Spermidine Secreted by Apoptotic Cells Enhances Chemotherapy Resistance by Modulating β-Catenin Activity in Osteosarcoma

Purpose: Chemoresistance remains a key hurdle in osteosarcoma (OS) therapy. This study aims to delineate the role and underlying mechanisms of spermidine (SPD) in OS chemoresistance.

Experimental design: Using OS cell lines and xenografts, we combined flow cytometry, Western blotting, proteomic mass spectrometry, and RNA Sequencing to characterize SPD-driven changes in cellular pathways and resistance signatures. We tested whether pharmacological inhibition of SPD biosynthesis, alone or in combination with standard chemotherapy, improves therapeutic response in vivo.
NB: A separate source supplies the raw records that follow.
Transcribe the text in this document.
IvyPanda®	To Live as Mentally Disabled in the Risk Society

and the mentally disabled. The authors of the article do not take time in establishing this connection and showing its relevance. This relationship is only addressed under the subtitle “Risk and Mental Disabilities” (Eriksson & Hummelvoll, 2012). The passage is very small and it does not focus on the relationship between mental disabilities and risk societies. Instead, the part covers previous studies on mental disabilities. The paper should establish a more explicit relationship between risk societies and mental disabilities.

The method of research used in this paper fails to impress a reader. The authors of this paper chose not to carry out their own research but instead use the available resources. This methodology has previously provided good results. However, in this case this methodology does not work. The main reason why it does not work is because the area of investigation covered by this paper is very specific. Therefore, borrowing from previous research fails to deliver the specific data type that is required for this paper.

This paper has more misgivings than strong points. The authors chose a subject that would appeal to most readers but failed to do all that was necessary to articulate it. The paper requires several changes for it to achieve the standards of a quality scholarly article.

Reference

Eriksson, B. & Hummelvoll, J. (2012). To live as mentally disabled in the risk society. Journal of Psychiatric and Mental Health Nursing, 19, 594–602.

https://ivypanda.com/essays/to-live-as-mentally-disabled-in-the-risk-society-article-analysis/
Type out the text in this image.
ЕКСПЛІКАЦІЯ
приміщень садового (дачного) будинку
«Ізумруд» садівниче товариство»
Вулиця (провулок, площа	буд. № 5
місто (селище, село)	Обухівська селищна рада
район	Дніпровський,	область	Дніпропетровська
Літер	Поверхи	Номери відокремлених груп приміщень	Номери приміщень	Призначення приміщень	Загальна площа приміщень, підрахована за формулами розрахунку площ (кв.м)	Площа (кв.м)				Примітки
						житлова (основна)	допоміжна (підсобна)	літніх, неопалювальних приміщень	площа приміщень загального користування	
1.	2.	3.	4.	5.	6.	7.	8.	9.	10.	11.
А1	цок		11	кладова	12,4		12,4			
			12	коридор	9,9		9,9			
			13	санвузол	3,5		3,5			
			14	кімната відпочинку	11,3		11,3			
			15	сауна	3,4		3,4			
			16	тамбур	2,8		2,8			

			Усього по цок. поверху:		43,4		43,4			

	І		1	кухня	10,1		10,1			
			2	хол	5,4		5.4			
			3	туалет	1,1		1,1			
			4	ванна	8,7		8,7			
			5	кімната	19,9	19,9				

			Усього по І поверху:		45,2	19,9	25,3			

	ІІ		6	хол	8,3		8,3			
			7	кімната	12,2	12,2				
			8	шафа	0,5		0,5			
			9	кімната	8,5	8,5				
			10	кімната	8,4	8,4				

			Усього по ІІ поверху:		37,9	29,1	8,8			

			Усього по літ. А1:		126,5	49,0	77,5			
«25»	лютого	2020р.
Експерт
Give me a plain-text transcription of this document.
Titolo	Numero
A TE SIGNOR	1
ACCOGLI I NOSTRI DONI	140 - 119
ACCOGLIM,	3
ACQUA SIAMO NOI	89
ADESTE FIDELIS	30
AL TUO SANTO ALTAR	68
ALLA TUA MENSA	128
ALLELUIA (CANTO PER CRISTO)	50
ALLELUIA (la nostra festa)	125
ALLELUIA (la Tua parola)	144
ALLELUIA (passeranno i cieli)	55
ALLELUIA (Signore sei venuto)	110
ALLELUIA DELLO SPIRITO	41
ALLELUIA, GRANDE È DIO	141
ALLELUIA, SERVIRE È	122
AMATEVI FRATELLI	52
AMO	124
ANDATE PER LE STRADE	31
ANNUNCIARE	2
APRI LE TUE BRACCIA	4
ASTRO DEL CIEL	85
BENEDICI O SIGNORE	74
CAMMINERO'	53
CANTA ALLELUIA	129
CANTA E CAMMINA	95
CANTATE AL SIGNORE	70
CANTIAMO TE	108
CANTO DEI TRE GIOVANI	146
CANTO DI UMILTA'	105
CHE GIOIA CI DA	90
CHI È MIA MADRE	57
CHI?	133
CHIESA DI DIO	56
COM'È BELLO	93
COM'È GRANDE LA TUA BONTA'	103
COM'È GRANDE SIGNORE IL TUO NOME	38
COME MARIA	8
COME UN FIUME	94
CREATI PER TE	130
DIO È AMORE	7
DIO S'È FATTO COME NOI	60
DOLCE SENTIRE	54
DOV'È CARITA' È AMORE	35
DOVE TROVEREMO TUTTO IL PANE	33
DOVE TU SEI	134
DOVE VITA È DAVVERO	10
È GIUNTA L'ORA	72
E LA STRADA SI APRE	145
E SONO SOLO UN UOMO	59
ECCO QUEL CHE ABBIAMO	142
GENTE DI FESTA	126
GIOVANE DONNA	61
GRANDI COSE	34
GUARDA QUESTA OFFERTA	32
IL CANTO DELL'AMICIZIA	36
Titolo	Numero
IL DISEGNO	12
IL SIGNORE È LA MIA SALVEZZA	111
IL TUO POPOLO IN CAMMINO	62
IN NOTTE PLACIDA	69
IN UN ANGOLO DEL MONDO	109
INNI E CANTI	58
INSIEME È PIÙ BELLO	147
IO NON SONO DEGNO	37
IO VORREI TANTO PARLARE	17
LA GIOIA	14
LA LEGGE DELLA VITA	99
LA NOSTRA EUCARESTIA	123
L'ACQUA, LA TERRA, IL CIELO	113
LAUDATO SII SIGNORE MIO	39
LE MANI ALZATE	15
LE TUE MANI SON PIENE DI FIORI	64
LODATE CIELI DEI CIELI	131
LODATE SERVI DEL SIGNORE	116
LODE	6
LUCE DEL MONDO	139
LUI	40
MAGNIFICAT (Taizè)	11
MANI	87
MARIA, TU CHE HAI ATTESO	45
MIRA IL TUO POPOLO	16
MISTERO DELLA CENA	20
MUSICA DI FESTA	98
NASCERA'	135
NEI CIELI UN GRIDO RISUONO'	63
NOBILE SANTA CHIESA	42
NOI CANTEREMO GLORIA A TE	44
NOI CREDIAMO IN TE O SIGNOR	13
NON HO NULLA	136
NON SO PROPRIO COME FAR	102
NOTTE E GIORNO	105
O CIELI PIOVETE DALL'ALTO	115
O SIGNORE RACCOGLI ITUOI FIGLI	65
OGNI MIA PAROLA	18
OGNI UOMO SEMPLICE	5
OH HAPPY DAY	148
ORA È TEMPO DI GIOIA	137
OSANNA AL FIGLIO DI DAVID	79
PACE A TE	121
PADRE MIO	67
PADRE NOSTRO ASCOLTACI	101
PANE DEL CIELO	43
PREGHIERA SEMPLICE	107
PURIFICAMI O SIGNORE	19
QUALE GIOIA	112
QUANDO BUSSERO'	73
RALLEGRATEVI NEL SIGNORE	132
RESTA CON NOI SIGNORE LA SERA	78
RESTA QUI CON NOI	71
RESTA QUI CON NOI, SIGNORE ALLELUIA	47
Results: Following chemotherapy, either cisplatin (CDP) or doxorubicin (DOX), apoptotic OS cells exhibit an upregulation of ornithine decarboxylase 1 (ODC1) and spermidine synthase (SRM), key Enzymes involved in SPD synthesis, resulting in heightened levels of this polyamine. SPD diminishes the therapeutic efficacy of CDP and DOX in OS cells, both in vitro and in vivo. Mechanistically, SPD enhances β-catenin activity, which subsequently upregulates genes associated with Cancer stemness and ATP-binding cassette (ABC) transporters, both of which are implicated in drug resistance. Furthermore, pharmacological inhibition of SPD synthesis using DFMO markedly increases the chemosensitivity of OS cells to CDP and DOX.

Conclusions: These findings illuminate the critical role of apoptotic cell metabolites in mediating treatment resistance and suggest that targeting SPD may offer a promising therapeutic strategy to augment the effectiveness of chemotherapy in OS.